Во главе этого кружка стоял неслыханный ультрамонтанец, граф Генрих Ржевуский, известный автор «Листопада» и «Записок Соплицы», человек вполне нам преданный; даже говорили, что он в преданности Москве дошел до роли какого-то шута при Паскевиче. Как разумел его государь Николай Павлович, лучше всего покажет следующий анекдот. Однажды приехал в Варшаву король прусский Фридрих-Вильгельм IV, то есть брат нынешнего, и ему назначили в проводники по городу графа Генриха Ржевуского. Последний, как поэт, до того увлекся в истолковании великого исторического значения иных памятников, что король, воротясь, сказал государю, тоже находившемуся в Варшаве: «Кого это мне дали в проводники! Если у вас все такие „белые“, что же подумать о „красных?“» – «Не бойтесь, возразил государь: il est plus russe que moi et plus royaliste que vous»[148].

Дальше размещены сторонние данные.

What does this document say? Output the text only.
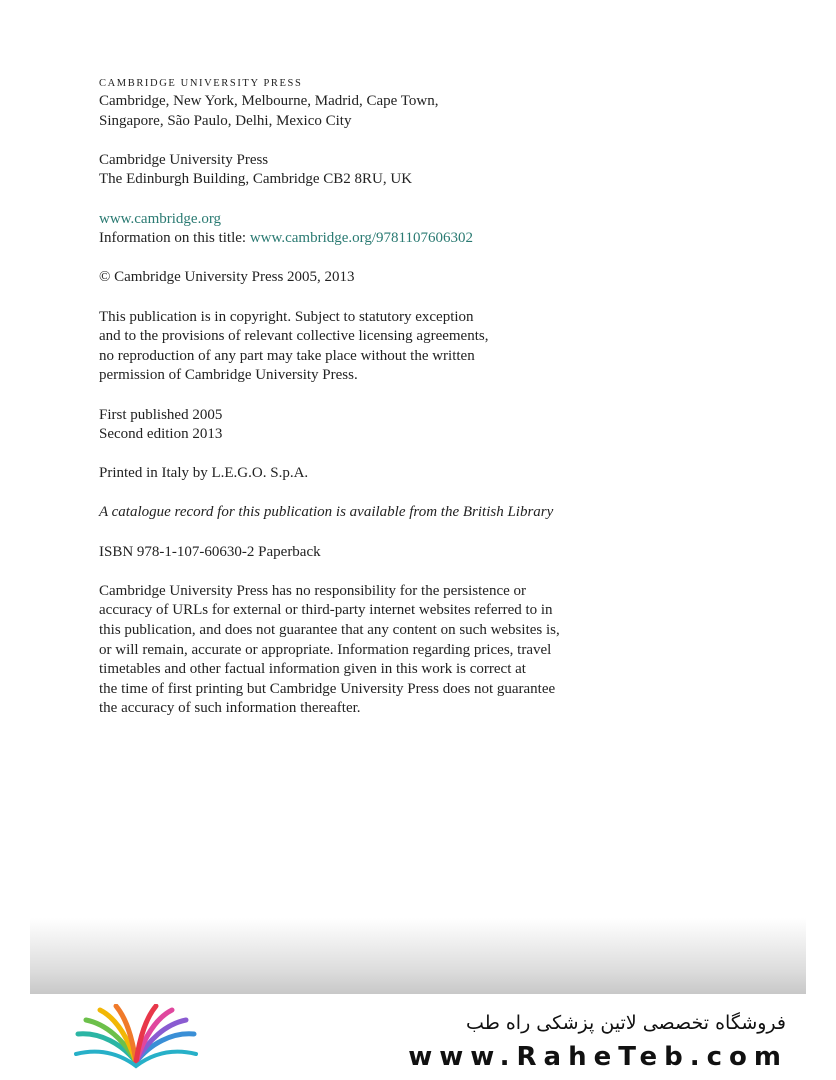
CAMBRIDGE UNIVERSITY PRESS

Cambridge, New York, Melbourne, Madrid, Cape Town,

Singapore, São Paulo, Delhi, Mexico City

Cambridge University Press

The Edinburgh Building, Cambridge CB2 8RU, UK

www.cambridge.org

Information on this title: www.cambridge.org/9781107606302

© Cambridge University Press 2005, 2013

This publication is in copyright. Subject to statutory exception

and to the provisions of relevant collective licensing agreements,

no reproduction of any part may take place without the written

permission of Cambridge University Press.

First published 2005

Second edition 2013

Printed in Italy by L.E.G.O. S.p.A.

A catalogue record for this publication is available from the British Library

ISBN 978-1-107-60630-2 Paperback

Cambridge University Press has no responsibility for the persistence or

accuracy of URLs for external or third-party internet websites referred to in

this publication, and does not guarantee that any content on such websites is,

or will remain, accurate or appropriate. Information regarding prices, travel

timetables and other factual information given in this work is correct at

the time of first printing but Cambridge University Press does not guarantee

the accuracy of such information thereafter.

فروشگاه تخصصی لاتین پزشکی راه طب
www.RaheTeb.com
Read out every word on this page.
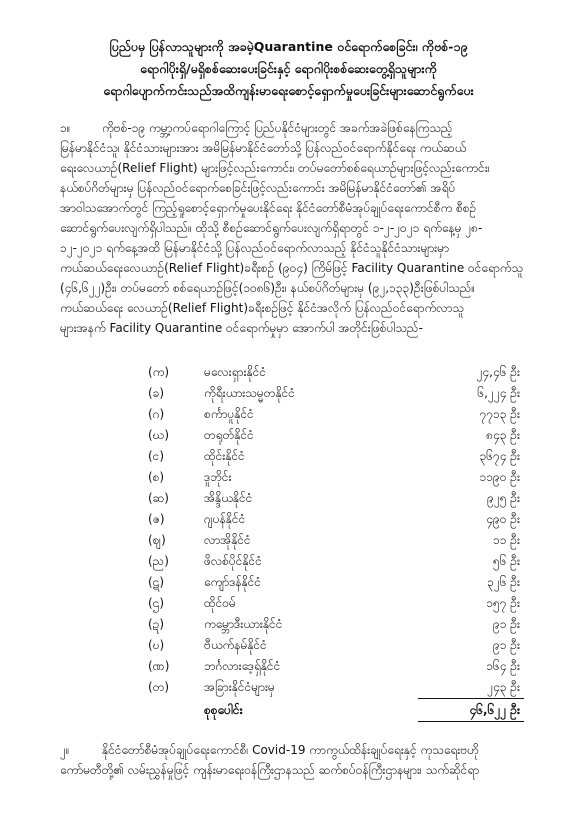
ပြည်ပမှ ပြန်လာသူများကို အခမဲ့Quarantine ဝင်ရောက်စေခြင်း၊ ကိုဗစ်-၁၉
ရောဂါပိုးရှိ/မရှိစစ်ဆေးပေးခြင်းနှင့် ရောဂါပိုးစစ်ဆေးတွေ့ရှိသူများကို
ရောဂါပျောက်ကင်းသည်အထိကျန်းမာရေးစောင့်ရှောက်မှုပေးခြင်းများဆောင်ရွက်ပေး
၁။	ကိုဗစ်-၁၉ ကမ္ဘာ့ကပ်ရောဂါကြောင့် ပြည်ပနိုင်ငံများတွင် အခက်အခဲဖြစ်နေကြသည့်
မြန်မာနိုင်ငံသူ၊ နိုင်ငံသားများအား အမိမြန်မာနိုင်ငံတော်သို့ ပြန်လည်ဝင်ရောက်နိုင်ရေး ကယ်ဆယ်
ရေးလေယာဉ်(Relief Flight) များဖြင့်လည်းကောင်း၊ တပ်မတော်စစ်ရေယာဉ်များဖြင့်လည်းကောင်း၊
နယ်စပ်ဂိတ်များမှ ပြန်လည်ဝင်ရောက်စေခြင်းဖြင့်လည်းကောင်း အမိမြန်မာနိုင်ငံတော်၏ အရိပ်
အာဝါသအောက်တွင် ကြည့်ရှုစောင့်ရှောက်မှုပေးနိုင်ရေး နိုင်ငံတော်စီမံအုပ်ချုပ်ရေးကောင်စီက စီစဉ်
ဆောင်ရွက်ပေးလျက်ရှိပါသည်။ ထိုသို့ စီစဉ်ဆောင်ရွက်ပေးလျက်ရှိရာတွင် ၁-၂-၂၀၂၁ ရက်နေ့မှ ၂၈-
၁၂-၂၀၂၁ ရက်နေ့အထိ မြန်မာနိုင်ငံသို့ ပြန်လည်ဝင်ရောက်လာသည့် နိုင်ငံသူနိုင်ငံသားများမှာ
ကယ်ဆယ်ရေးလေယာဉ်(Relief Flight)ခရီးစဉ် (၉၀၄) ကြိမ်ဖြင့် Facility Quarantine ဝင်ရောက်သူ
(၄၆,၆၂၂)ဦး၊ တပ်မတော် စစ်ရေယာဉ်ဖြင့်(၁၀၈၆)ဦး၊ နယ်စပ်ဂိတ်များမှ (၉၂,၁၃၃)ဦးဖြစ်ပါသည်။
ကယ်ဆယ်ရေး လေယာဉ်(Relief Flight)ခရီးစဉ်ဖြင့် နိုင်ငံအလိုက် ပြန်လည်ဝင်ရောက်လာသူ
များအနက် Facility Quarantine ဝင်ရောက်မှုမှာ အောက်ပါ အတိုင်းဖြစ်ပါသည်-
(က)	မလေးရှားနိုင်ငံ	၂၄,၄၆ ဦး
(ခ)	ကိုရီးယားသမ္မတနိုင်ငံ	၆,၂၂၄ ဦး
(ဂ)	စင်္ကာပူနိုင်ငံ	၇၇၁၃ ဦး
(ဃ)	တရုတ်နိုင်ငံ	၈၄၃ ဦး
(င)	ထိုင်းနိုင်ငံ	၃၆၇၄ ဦး
(စ)	ဒူဘိုင်း	၁၁၉၀ ဦး
(ဆ)	အိန္ဒိယနိုင်ငံ	၉၂၅ ဦး
(ဇ)	ဂျပန်နိုင်ငံ	၄၉၀ ဦး
(ဈ)	လာအိုနိုင်ငံ	၁၁ ဦး
(ည)	ဖိလစ်ပိုင်နိုင်ငံ	၅၆ ဦး
(ဋ)	ကျော်ဒန်နိုင်ငံ	၃၂၆ ဦး
(ဌ)	ထိုင်ဝမ်	၁၅၇ ဦး
(ဍ)	ကမ္ဘောဒီးယားနိုင်ငံ	၉၁ ဦး
(ဎ)	ဗီယက်နမ်နိုင်ငံ	၉၁ ဦး
(ဏ)	ဘင်္ဂလားဒေ့ရှ်နိုင်ငံ	၁၆၄ ဦး
(တ)	အခြားနိုင်ငံများမှ	၂၄၃ ဦး
စုစုပေါင်း	၄၆,၆၂၂ ဦး
၂။	နိုင်ငံတော်စီမံအုပ်ချုပ်ရေးကောင်စီ၊ Covid-19 ကာကွယ်ထိန်းချုပ်ရေးနှင့် ကုသရေးဗဟို
ကော်မတီတို့၏ လမ်းညွှန်မှုဖြင့် ကျန်းမာရေးဝန်ကြီးဌာနသည် ဆက်စပ်ဝန်ကြီးဌာနများ၊ သက်ဆိုင်ရာ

Такому лицу, разумеется, было легко выхлопотать позволение издавать газету. Ржевуский, в товариществе с графом Пршездзецким, основал в 1851 году ежедневный листок под названием «Варшавский Дневник» (Dziennik Warszawski).
Все было употреблено, чтобы новая газета пошла, и она действительно пошла. Хороший и исправно платимый гонорар (иные варшавские газеты ничего не платили тогда сотрудникам) привлек со всех сторон многие ретивые перья. В первый же месяц газета имела уже около двух тысяч подписчиков!.. Ей предсказывали торжество над всеми, как вдруг удивительная статья редактора «Cywilizacja j Religja», грянувшая неожиданным громом над Варшавой, испортила все. Газета пала, спустясь в третий месяц с двух тысяч на двести пренумерантов. Неприятели Ржевуского с красными (таившимися по разным углам) распорядились так, что все кондитерские и другие подобные заведения, где есть газеты, стали гонять от своего порога мальчишек, разносивших опальный листок. Дошло до того, что никто не хотел брать газеты Ржевуского даром. Он передал ее Шимановскому, автору нескольких мелких статей и фельетонов, а тот – Бартошевичу, известному в польской литературе своими историческими исследованиями; но все их усилия не могли уже воротить к павшей газете сочувствие публики. Через год газету перекрестили, назвав Kronika, но и это не помогло.
Из всей этой кутерьмы (заметим в скобках) извлекла лишь пользу старейшая между варшавскими газетами Gazeta Warszawska. Ловкий ее редактор пустил в ход несколько статеек, на которые публика, задохнувшаяся в уль-трамонтантских абсурдах Ржевуского, бросилась с жадностью: ей нужно было поскорее подышать другим воздухом. «Варшавская Газета» приобрела до 7 тысяч подписчиков и стала на твердые ноги, так что уже никакие последующие
подкопы и невзгоды (о чем скоро придется нам рассказать подробнее) ничего не могли ей сделать.
Однако варшавские клерикалы не унялись. В начале последней Восточной войны (1853) граф Пршездзецкий вздумал повторить опыты Ржевуского (может статься, и по внушению фельдмаршала): основана новая газета или, точнее сказать, возобновлена приобретенная у Мясковских «Ежедневная Газета» (Gazeta Codzienna), куплены новые перья; но, увы, минуты были не такие, чтобы издание белых, да еще клерикалов, пошло. И этот голос, едва раздавшись, умолк. Партии белых, клерикалам и неклерикалам, пришлось опять праздно сходиться в разных домах, где хорошо ужинали, и вздыхать о недостатке органа.
Средний круг, мелкие помещики, чиновники, литераторы, образованные купцы, собирались по домам «своих» влиятельных лиц, не то в Купеческом клубе. Эти лица, равно и самый клуб, скоро выступят на сцену, а потому теперь мы проходим их молчанием.
Между этими средними таились и крайние, иначе красные – кружок тогда не очень слышный и видный; одиночные, вырывавшиеся оттуда время от времени голоса терялись в пространстве.
Все это, как сказано, держалось, при Паскевиче, на своих местах; все чувствовали власть, и никому в голову не приходило с ней заигрывать.